Esto fue lo que escribió en ‘Mi Lucha’:


Que en aquella época me entregara a mi amor por la arquitectura con cierto fanatismo fue algo natural. Junto con la música, me parecía la reina de las artes. En tales circunstancias, que me dedicara a ello no significa que fuera “trabajo”, sino la mayor de las satisfacciones. Podía leer o dibujar hasta muy tarde y nunca me cansaba. Así se vio reforzada mi creencia en que mi hermoso sueño del futuro, aunque pudiera tardar años, acabaría haciéndose realidad. Estaba prácticamente convencido de que algún día sería un arquitecto famoso” (“un nombre como arquitecto”, en traducción de 1955).

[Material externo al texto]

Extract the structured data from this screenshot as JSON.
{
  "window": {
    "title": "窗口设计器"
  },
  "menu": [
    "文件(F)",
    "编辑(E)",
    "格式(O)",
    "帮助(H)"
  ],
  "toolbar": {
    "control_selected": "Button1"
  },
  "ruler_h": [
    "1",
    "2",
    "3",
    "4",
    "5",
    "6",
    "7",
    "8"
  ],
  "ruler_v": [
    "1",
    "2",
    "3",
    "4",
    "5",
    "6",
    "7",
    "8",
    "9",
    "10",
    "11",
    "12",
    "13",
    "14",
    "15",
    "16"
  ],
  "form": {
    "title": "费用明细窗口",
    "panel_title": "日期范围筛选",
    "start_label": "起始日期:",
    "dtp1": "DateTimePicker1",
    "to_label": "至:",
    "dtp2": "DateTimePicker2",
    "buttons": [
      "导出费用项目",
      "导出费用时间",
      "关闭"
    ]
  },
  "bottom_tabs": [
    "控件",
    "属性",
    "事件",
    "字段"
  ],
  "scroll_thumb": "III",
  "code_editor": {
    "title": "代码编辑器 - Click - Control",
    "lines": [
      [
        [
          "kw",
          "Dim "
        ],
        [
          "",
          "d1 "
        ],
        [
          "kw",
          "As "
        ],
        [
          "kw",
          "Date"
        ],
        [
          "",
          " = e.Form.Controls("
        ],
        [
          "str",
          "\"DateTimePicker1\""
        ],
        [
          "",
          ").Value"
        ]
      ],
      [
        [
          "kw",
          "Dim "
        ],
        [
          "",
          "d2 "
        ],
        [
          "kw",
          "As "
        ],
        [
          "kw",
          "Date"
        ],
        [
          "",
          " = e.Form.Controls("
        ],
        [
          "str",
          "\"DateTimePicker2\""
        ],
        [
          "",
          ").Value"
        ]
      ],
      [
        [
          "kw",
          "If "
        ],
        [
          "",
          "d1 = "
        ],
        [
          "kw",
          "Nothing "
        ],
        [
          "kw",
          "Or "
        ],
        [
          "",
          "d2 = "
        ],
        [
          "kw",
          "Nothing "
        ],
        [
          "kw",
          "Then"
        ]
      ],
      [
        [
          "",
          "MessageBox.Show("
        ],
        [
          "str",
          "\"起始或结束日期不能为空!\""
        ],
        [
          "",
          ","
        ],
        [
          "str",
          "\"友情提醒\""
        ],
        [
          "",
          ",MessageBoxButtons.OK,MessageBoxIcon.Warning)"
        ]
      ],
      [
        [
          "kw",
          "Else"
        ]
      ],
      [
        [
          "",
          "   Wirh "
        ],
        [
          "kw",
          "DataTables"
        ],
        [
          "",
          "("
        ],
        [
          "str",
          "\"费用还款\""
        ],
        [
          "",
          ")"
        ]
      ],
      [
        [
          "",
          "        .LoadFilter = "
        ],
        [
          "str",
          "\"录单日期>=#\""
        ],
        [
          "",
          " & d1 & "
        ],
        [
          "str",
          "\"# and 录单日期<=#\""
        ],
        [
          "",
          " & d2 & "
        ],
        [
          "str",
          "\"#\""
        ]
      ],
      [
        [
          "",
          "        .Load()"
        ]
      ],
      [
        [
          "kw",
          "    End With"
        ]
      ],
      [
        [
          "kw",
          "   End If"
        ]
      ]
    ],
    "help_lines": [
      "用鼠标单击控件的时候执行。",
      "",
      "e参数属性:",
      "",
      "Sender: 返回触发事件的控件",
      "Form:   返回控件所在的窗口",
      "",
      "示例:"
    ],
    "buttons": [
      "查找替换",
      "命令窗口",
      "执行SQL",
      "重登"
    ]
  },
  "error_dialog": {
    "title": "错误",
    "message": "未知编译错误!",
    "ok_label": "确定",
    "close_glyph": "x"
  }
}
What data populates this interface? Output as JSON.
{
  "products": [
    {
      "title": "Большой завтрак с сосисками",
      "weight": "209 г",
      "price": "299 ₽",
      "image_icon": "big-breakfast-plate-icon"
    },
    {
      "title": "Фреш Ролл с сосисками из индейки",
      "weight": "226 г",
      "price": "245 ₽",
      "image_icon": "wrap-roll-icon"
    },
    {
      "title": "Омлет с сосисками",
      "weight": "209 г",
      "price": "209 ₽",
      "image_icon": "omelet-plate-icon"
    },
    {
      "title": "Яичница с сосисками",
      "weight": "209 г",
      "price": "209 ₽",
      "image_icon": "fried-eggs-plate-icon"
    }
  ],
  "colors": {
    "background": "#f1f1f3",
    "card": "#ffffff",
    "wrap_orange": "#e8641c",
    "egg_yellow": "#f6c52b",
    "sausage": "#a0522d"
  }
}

De ese modo, Adolf veía claro el futuro que le aguardaba. En Linz ya había superado el trato, según sus palabras, sesgado, injusto e idiota que había recibido en la escuela sumergiéndose en cuerpo y alma en el estudio de un tema que él mismo había elegido, así que no le costaba hacer lo mismo en Viena, donde se enfrentaba a una situación similar. Maldecía la burocracia anticuada y desfasada de la Academia en la que no entendían qué era el auténtico arte. Decía que habían colocado astutamente cables trampa -recuerdo sus palabras exactas- (“trampas astutamente colocadas”, traducción de 1955) con el único objetivo de arruinar su carrera. Pero él iba a demostrar a esos idiotas incompetentes y seniles que podría salir adelante sin ellos. Al oír su lista de improperios, me dio la impresión de que, al rechazar al joven, aquellos maestros habían despertado involuntariamente en él más ganas y energía de lo que habría conseguido nunca la enseñanza. 

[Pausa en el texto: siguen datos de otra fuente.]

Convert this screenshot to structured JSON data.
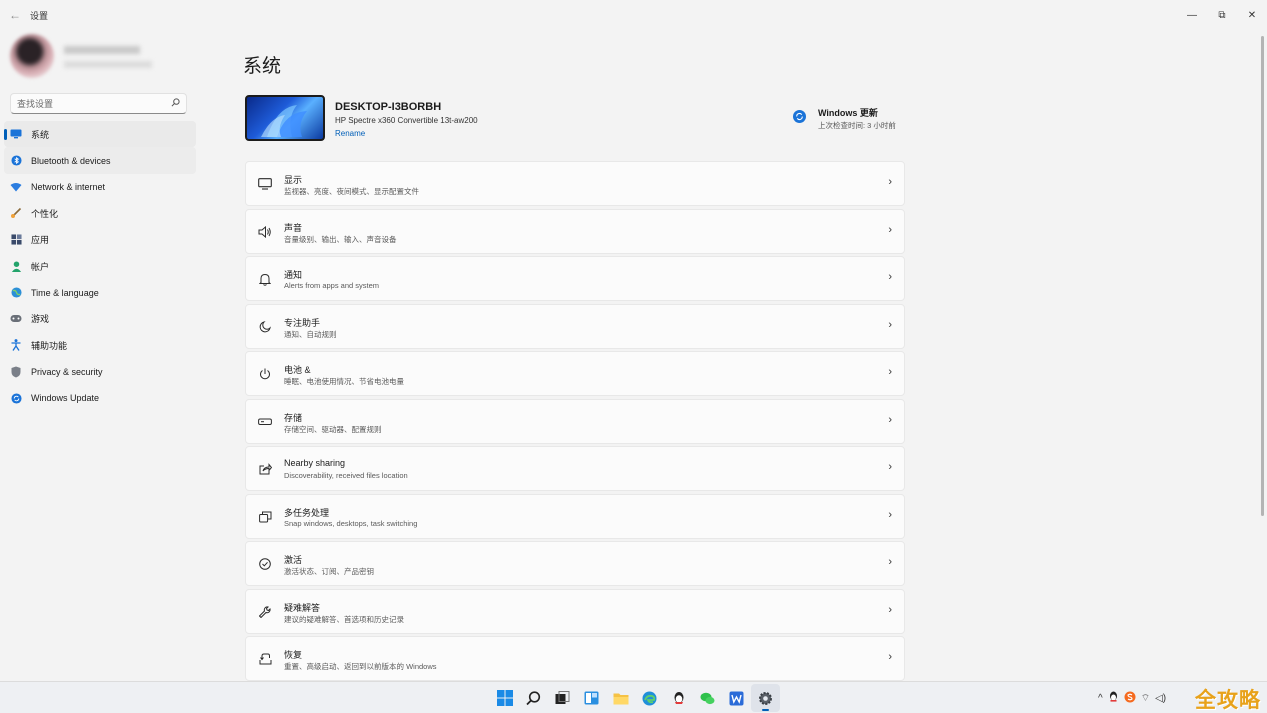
{
  "window": {
    "back_glyph": "←",
    "title": "设置",
    "minimize_glyph": "—",
    "maximize_glyph": "⧉",
    "close_glyph": "✕"
  },
  "search": {
    "placeholder": "查找设置",
    "icon": "search-icon"
  },
  "nav": {
    "items": [
      {
        "label": "系统",
        "icon": "monitor-icon"
      },
      {
        "label": "Bluetooth & devices",
        "icon": "bluetooth-icon"
      },
      {
        "label": "Network & internet",
        "icon": "wifi-icon"
      },
      {
        "label": "个性化",
        "icon": "brush-icon"
      },
      {
        "label": "应用",
        "icon": "apps-icon"
      },
      {
        "label": "帐户",
        "icon": "person-icon"
      },
      {
        "label": "Time & language",
        "icon": "globe-icon"
      },
      {
        "label": "游戏",
        "icon": "gamepad-icon"
      },
      {
        "label": "辅助功能",
        "icon": "accessibility-icon"
      },
      {
        "label": "Privacy & security",
        "icon": "shield-icon"
      },
      {
        "label": "Windows Update",
        "icon": "update-icon"
      }
    ]
  },
  "main": {
    "title": "系统",
    "device": {
      "name": "DESKTOP-I3BORBH",
      "model": "HP Spectre x360 Convertible 13t-aw200",
      "rename_label": "Rename"
    },
    "update": {
      "title": "Windows 更新",
      "subtitle": "上次检查时间: 3 小时前"
    },
    "rows": [
      {
        "title": "显示",
        "subtitle": "监视器、亮度、夜间模式、显示配置文件",
        "icon": "display-icon"
      },
      {
        "title": "声音",
        "subtitle": "音量级别、输出、输入、声音设备",
        "icon": "speaker-icon"
      },
      {
        "title": "通知",
        "subtitle": "Alerts from apps and system",
        "icon": "bell-icon"
      },
      {
        "title": "专注助手",
        "subtitle": "通知、自动规则",
        "icon": "moon-icon"
      },
      {
        "title": "电池 &",
        "subtitle": "睡眠、电池使用情况、节省电池电量",
        "icon": "power-icon"
      },
      {
        "title": "存储",
        "subtitle": "存储空间、驱动器、配置规则",
        "icon": "storage-icon"
      },
      {
        "title": "Nearby sharing",
        "subtitle": "Discoverability, received files location",
        "icon": "share-icon"
      },
      {
        "title": "多任务处理",
        "subtitle": "Snap windows, desktops, task switching",
        "icon": "multitask-icon"
      },
      {
        "title": "激活",
        "subtitle": "激活状态、订阅、产品密钥",
        "icon": "check-circle-icon"
      },
      {
        "title": "疑难解答",
        "subtitle": "建议的疑难解答、首选项和历史记录",
        "icon": "wrench-icon"
      },
      {
        "title": "恢复",
        "subtitle": "重置、高级启动、返回到以前版本的 Windows",
        "icon": "recovery-icon"
      }
    ],
    "chevron": "›"
  },
  "taskbar": {
    "apps": [
      "windows-start-icon",
      "search-icon",
      "task-view-icon",
      "widgets-icon",
      "file-explorer-icon",
      "edge-icon",
      "qq-icon",
      "wechat-icon",
      "word-icon",
      "settings-icon"
    ],
    "tray_glyphs": {
      "chevron": "^",
      "wifi": "⌔",
      "volume": "◁)"
    }
  },
  "watermark": "全攻略",
  "colors": {
    "accent": "#005fb8",
    "background": "#f3f3f3",
    "card": "#fbfbfb"
  }
}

Pero mi amigo tenía que enfrentarse a otro problema: ¿de qué iba a vivir durante sus años de estudio? Pasarían muchos años hasta que pudiera convertirse en un arquitecto famoso. Personalmente, yo dudaba si alguna vez llegaría a salir algo de los estudios privados de mi amigo. Es cierto que estudiaba con una diligencia increíble y una determinación que cualquiera habría pensado que excedía las fuerzas de su cuerpo desnutrido y debilitado. Pero sus actividades no estaban encaradas hacia ningún objetivo práctico. Más bien al contrario, de vez en cuando se perdía en sus amplísimos planes y especulaciones. Estableciendo una comparación con mis estudios musicales, que avanzaban absolutamente según lo previsto, lo único que podía concluir era que Adolf buscaba un radio demasiado amplio y tenía en consideración todo lo que tenía una conexión mínima con la arquitectura, y lo hacía, además, con la mayor meticulosidad y precisión posible. ¿Cómo podía llegar todo aquello a alguna conclusión? Sin mencionar el hecho de que cada vez le asaltaban más ideas y le distraían de su formación profesional. 


Una noche -supongo que fue después de que una estudiante mía viniera a una de las clases privadas- aproveché la oportunidad para intentar persuadirlo de que se buscara un trabajo remunerado. Él empezó con que, si uno tiene suerte, puede dar clases a jovencitas. Le dije que, sin que yo tomara la iniciativa, el profesor Boschetti me había enviado a aquellas estudiantes, y que era una pena que tuviera que enseñarles armonía en vez de arquitectura. Y continué aún más convencido, diciéndole que si yo tuviera tanto talento como él habría buscado algún trabajo a tiempo parcial mucho tiempo atrás. 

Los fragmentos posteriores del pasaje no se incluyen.